Tissue Antigens, 2003
A collaborative study involving a large sample of European Americans was typed for the histocompatibility loci of the HLA DR-DQ region and subjected to intensive typing validation measures in order to accurately determine haplotype composition and frequency. The resulting tables have immediate application to HLA typing and allogeneic transplantation. The loci within the DR-DQ region are especially valuable for such an undertaking because of their tight linkage and high linkage disequilibrium. The 3798 haplotypes, derived from 1899 unrelated individuals, had a total of 75 distinct DRB1-DQA1-DQB1 haplotypes.
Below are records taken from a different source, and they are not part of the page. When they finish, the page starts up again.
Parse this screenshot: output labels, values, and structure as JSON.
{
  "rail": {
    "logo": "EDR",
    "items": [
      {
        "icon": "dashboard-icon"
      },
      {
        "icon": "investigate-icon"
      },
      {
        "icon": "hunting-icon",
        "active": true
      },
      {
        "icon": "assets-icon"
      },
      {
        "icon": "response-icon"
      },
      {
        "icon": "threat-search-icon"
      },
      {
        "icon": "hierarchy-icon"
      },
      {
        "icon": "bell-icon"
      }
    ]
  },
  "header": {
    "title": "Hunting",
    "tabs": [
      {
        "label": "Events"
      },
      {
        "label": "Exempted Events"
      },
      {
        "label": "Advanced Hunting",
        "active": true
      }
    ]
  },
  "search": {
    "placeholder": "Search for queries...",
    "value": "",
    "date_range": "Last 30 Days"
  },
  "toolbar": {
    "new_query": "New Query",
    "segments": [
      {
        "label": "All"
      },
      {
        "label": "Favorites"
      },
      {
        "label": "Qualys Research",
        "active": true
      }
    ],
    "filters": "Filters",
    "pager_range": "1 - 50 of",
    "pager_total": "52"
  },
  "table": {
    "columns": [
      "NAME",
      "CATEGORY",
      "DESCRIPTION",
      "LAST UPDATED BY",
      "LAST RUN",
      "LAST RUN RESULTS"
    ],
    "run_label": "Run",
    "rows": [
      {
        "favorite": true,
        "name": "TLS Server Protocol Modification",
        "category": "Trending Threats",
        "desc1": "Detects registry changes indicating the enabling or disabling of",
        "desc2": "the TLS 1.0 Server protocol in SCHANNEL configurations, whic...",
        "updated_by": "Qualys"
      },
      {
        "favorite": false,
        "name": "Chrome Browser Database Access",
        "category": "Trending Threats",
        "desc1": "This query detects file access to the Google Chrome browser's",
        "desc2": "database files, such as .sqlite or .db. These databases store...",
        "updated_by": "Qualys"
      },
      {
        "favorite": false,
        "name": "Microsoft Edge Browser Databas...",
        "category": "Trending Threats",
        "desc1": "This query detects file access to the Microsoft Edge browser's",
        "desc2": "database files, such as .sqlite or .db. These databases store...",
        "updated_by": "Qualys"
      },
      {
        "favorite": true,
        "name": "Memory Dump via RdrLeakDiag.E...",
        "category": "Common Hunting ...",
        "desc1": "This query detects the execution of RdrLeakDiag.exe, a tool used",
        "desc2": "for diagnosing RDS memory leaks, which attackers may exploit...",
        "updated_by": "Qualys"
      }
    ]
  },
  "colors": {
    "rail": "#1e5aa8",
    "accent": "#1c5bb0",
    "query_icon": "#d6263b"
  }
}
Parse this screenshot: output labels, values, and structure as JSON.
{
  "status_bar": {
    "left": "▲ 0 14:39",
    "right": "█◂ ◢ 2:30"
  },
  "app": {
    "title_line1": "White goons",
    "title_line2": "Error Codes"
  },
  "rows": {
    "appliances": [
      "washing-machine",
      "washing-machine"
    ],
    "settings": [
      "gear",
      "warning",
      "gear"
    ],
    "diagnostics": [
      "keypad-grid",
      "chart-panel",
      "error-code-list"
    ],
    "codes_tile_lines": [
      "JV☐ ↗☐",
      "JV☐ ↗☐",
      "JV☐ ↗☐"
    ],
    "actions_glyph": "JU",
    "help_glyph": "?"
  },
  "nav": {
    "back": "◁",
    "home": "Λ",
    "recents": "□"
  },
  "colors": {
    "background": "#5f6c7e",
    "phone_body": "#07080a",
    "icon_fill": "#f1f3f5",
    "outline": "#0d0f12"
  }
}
The frequency distribution of the haplotypes was right skewed with haplotypes occurring at a frequency of less than 1% numbering 59 and yet constituting less than 12% of the total sample. Given DRB1 typing, it was possible to infer the exact DQA1 and DQB1 composition of a haplotype with high confidence (>90% likelihood) in 21 of the 35 highresolution DRB1 alleles present in the sample. Of the DRB1 alleles without high reliability for DQ haplotype inference, only *0401, *0701 and *1302 were common, the remaining 11 DRB1 alleles constituting less than 5% of the total sample. This approach failed for the 13 serologically equivalent DR alleles in which only 33% of DQ haplotypes could be reliably inferred. The 36 DQA1-DQB1 haplotypes present in the total sample conformed to the known pattern of permissible heterodimers. Four DQA1-DQB1 haplotypes, all rare, are reported here for the first time. The haplotype frequency tables are suitable as a reference standard for HLA typing of the DR and DQ loci in European Americans.